The legalities are clear and reassuring to nervous managers. The business runs as usual, with the CEO and the board in charge. The ESOP shares' votes are in the hands of a trustee, who is appointed by the board, just like the CEO. What's not so clear are people's expectations, fed as they always are by hope and fear. Managers who hear that the ESOP is part of an exit strategy may wonder what opportunities will be open to them when the owner departs--not to mention wondering when the hell that is going to be. Employees who are suddenly told they are owners may believe they're now entitled to run things.
One key to success is educating employees about what it means to be an owner. Yes, you will benefit in a major way if the company makes money and grows; here's how. No, you don't get to tell your boss what to do, and no, you aren't automatically entitled to know what she makes.
A second key: making sure that the CEO or his successor is up to the peculiar challenges of running an ESOP. Some ESOPs fail, if that's the right word, not because an ESOP company is any more likely to go belly-up than its non-ESOP counterparts. They fail because a selling owner can't let go, or because new managers don't draw enough benefit from employee ownership by pursuing a participatory management style. In both cases, employees decide that nothing has really changed, so they might as well go back to doing things the old way.

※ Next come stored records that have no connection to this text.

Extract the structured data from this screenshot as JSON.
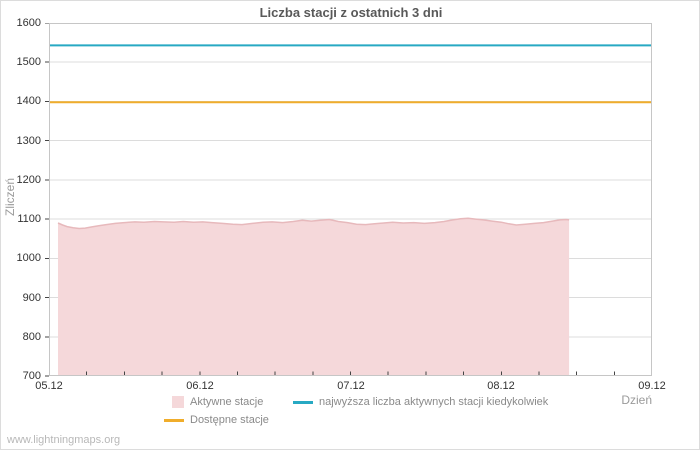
{
  "footer": {
    "watermark": "www.lightningmaps.org"
  },
  "chart_data": {
    "type": "area",
    "title": "Liczba stacji z ostatnich 3 dni",
    "xlabel": "Dzień",
    "ylabel": "Zliczeń",
    "ylim": [
      700,
      1600
    ],
    "y_tick_step": 100,
    "x_tick_labels": [
      "05.12",
      "06.12",
      "07.12",
      "08.12",
      "09.12"
    ],
    "x_domain": [
      0,
      4
    ],
    "minor_tick_interval": 0.25,
    "grid": "horizontal-only",
    "legend_position": "bottom",
    "colors": {
      "grid": "#dcdcdc",
      "frame": "#c6c6c6",
      "tick": "#444444",
      "area_fill": "#f5d8da",
      "area_edge": "#e7b9bc",
      "highest_line": "#27a9c3",
      "available_line": "#f0ad2b"
    },
    "series": [
      {
        "name": "Aktywne stacje",
        "type": "area",
        "fill": "#f5d8da",
        "edge": "#e7b9bc",
        "points": [
          [
            0.06,
            1090
          ],
          [
            0.09,
            1085
          ],
          [
            0.12,
            1081
          ],
          [
            0.16,
            1078
          ],
          [
            0.2,
            1076
          ],
          [
            0.24,
            1077
          ],
          [
            0.28,
            1080
          ],
          [
            0.33,
            1083
          ],
          [
            0.38,
            1086
          ],
          [
            0.44,
            1089
          ],
          [
            0.5,
            1091
          ],
          [
            0.57,
            1093
          ],
          [
            0.63,
            1092
          ],
          [
            0.7,
            1094
          ],
          [
            0.76,
            1093
          ],
          [
            0.83,
            1092
          ],
          [
            0.89,
            1094
          ],
          [
            0.96,
            1092
          ],
          [
            1.02,
            1093
          ],
          [
            1.08,
            1091
          ],
          [
            1.15,
            1089
          ],
          [
            1.22,
            1087
          ],
          [
            1.28,
            1086
          ],
          [
            1.35,
            1089
          ],
          [
            1.42,
            1092
          ],
          [
            1.48,
            1093
          ],
          [
            1.55,
            1091
          ],
          [
            1.62,
            1094
          ],
          [
            1.68,
            1097
          ],
          [
            1.74,
            1095
          ],
          [
            1.8,
            1097
          ],
          [
            1.86,
            1099
          ],
          [
            1.92,
            1094
          ],
          [
            1.98,
            1091
          ],
          [
            2.04,
            1087
          ],
          [
            2.1,
            1086
          ],
          [
            2.16,
            1088
          ],
          [
            2.22,
            1090
          ],
          [
            2.28,
            1092
          ],
          [
            2.35,
            1090
          ],
          [
            2.42,
            1091
          ],
          [
            2.49,
            1089
          ],
          [
            2.56,
            1091
          ],
          [
            2.62,
            1094
          ],
          [
            2.68,
            1098
          ],
          [
            2.73,
            1101
          ],
          [
            2.78,
            1102
          ],
          [
            2.83,
            1100
          ],
          [
            2.88,
            1098
          ],
          [
            2.94,
            1095
          ],
          [
            3.0,
            1092
          ],
          [
            3.05,
            1088
          ],
          [
            3.1,
            1085
          ],
          [
            3.16,
            1087
          ],
          [
            3.22,
            1089
          ],
          [
            3.28,
            1091
          ],
          [
            3.34,
            1095
          ],
          [
            3.39,
            1098
          ],
          [
            3.43,
            1099
          ],
          [
            3.45,
            1098
          ]
        ]
      },
      {
        "name": "najwyższa liczba aktywnych stacji kiedykolwiek",
        "type": "hline",
        "value": 1543,
        "color": "#27a9c3"
      },
      {
        "name": "Dostępne stacje",
        "type": "hline",
        "value": 1398,
        "color": "#f0ad2b"
      }
    ]
  }
}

The bugbear of ESOP critics is the fact that employees are also shareholders. Can they be fired? What if the CEO needs to do a layoff or reorganize a department out of existence? The short answer--that he or she has the right to do any such thing, and must redeem only the stock held by departing employees--is true, but it doesn't quite tell the whole story. Successful ESOP companies do treat employees differently, and may indeed find it harder than conventional companies to make "tough employment decisions," as Harvard's William Sahlman puts it. When one ESOP company laid off about 15% of its 150-person work force a few years ago, a worker described it as being like a death in the family.
But there's another dimension that critics overlook, which is that employee-owners can be counted on to go the extra mile to avoid layoffs. Gardener's Supply, a $60 million company based in Burlington, Vt., and partially owned by an ESOP, faced a slow time in 2003. Cindy Turcot, chief operating officer, challenged line employees to reduce expenses. Workers came up with a host of initiatives adding up to $500,000 in savings, a boost to the bottom line that also helped the company avoid layoffs.
Researchers Joseph Blasi and Douglas Kruse of Rutgers University have compared ESOP companies with non-ESOP counterparts in several studies of their own and have reviewed other researchers' work in detail. Their conclusions: ESOPs are indeed associated with greater stability of employment, as the critics might suggest. However, ESOPs are also typically associated with higher productivity, faster job growth, and higher survival rates among companies.